The Narcotics Control Bureau (NCB), the federal agency for drug law enforcement, will organise the two-day conference to be held on February 13-14 at the Vigyan Bhawan here.
The conference is the result of the commitment made in this context by Prime Minister Narendra Modi during the 4th BIMSTEC summit in Nepal's Kathmandu in 2018.
The Bay of Bengal Initiative for Multi-Sectoral Technical and Economic Cooperation (BIMSTEC) is an international organisation comprising seven countries -- India, Bangladesh, Bhutan, Myanmar, Nepal, Sri Lanka and Thailand -- that fall in the littoral and adjacent areas of the Bay of Bengal.

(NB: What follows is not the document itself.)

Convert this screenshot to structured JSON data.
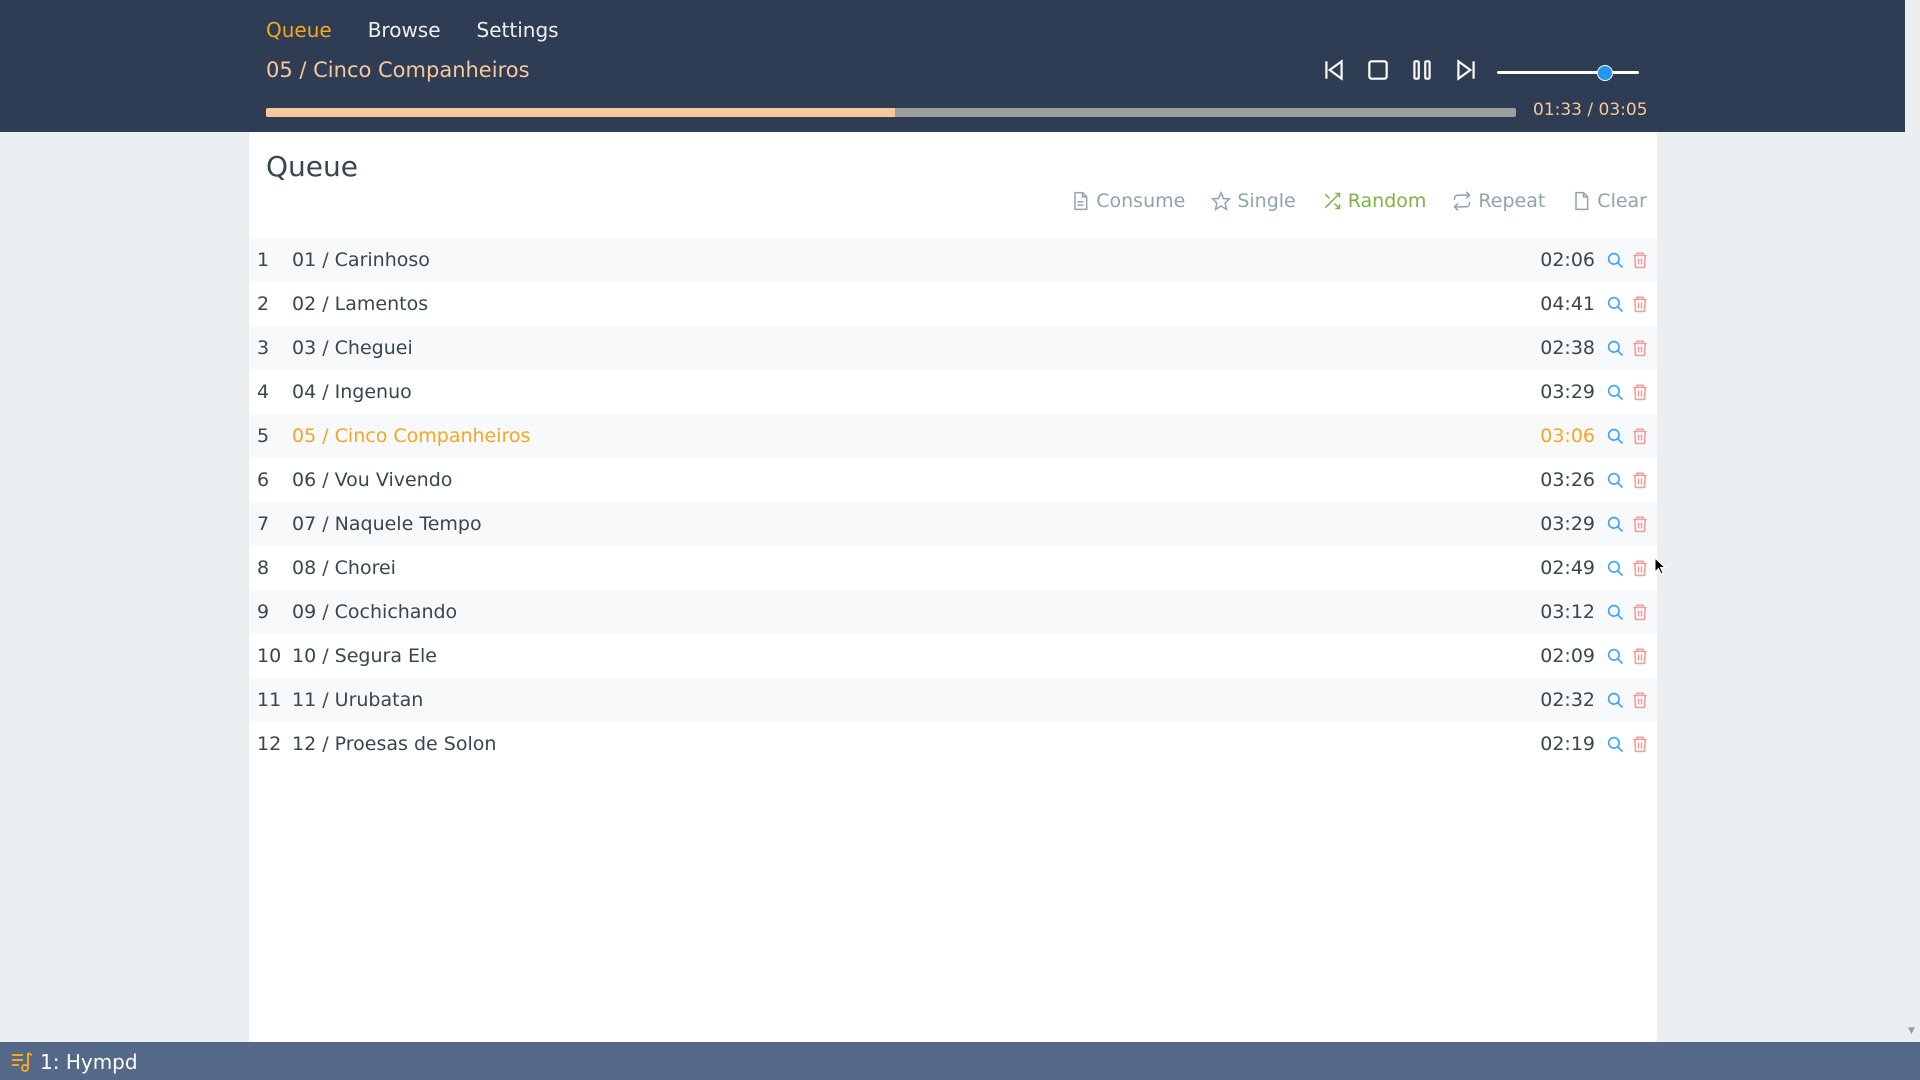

"In the changing drug-trafficking scenario, Asian countries are increasingly being affected by drug trafficking and BIMSTEC, being the key link between South Asian and South East Asian nations, is one of the most effective platforms to tackle this global threat," the NCB said in a statement.
A recent seizure of 1,527 kgs of methamphetamine in two tranches by the NCB established the fact that the Bay of Bengal region was impregnated with the drug-trafficking menace, it said.
While Shah is expected to inaugurate the conference, Minister of State for External Affairs V Muraleedharan will also be present, besides the diplomats of BIMSTEC nations present in the country.
The conference aimed to provide an opportunity to all the member nations to deliberate on the increased threats posed by drug trafficking and the collective steps that were required to negate such threats, the NCB said.
The participants to the conference are also expected to discuss the security challenges posed by drug trafficking through the sea route.
"Regional maritime connectivity and trade through the Bay of Bengal are imperative for the shared prosperity and economic growth of the entire BIMSTEC region.
"However, while providing unhindered maritime access, security challenges at sea and coastlines are a threat. One of the most prominent of such challenges is drug trafficking through sea. It necessitates collaborative efforts at sea amongst the partner nations to combat drug trafficking through sea," the statement said.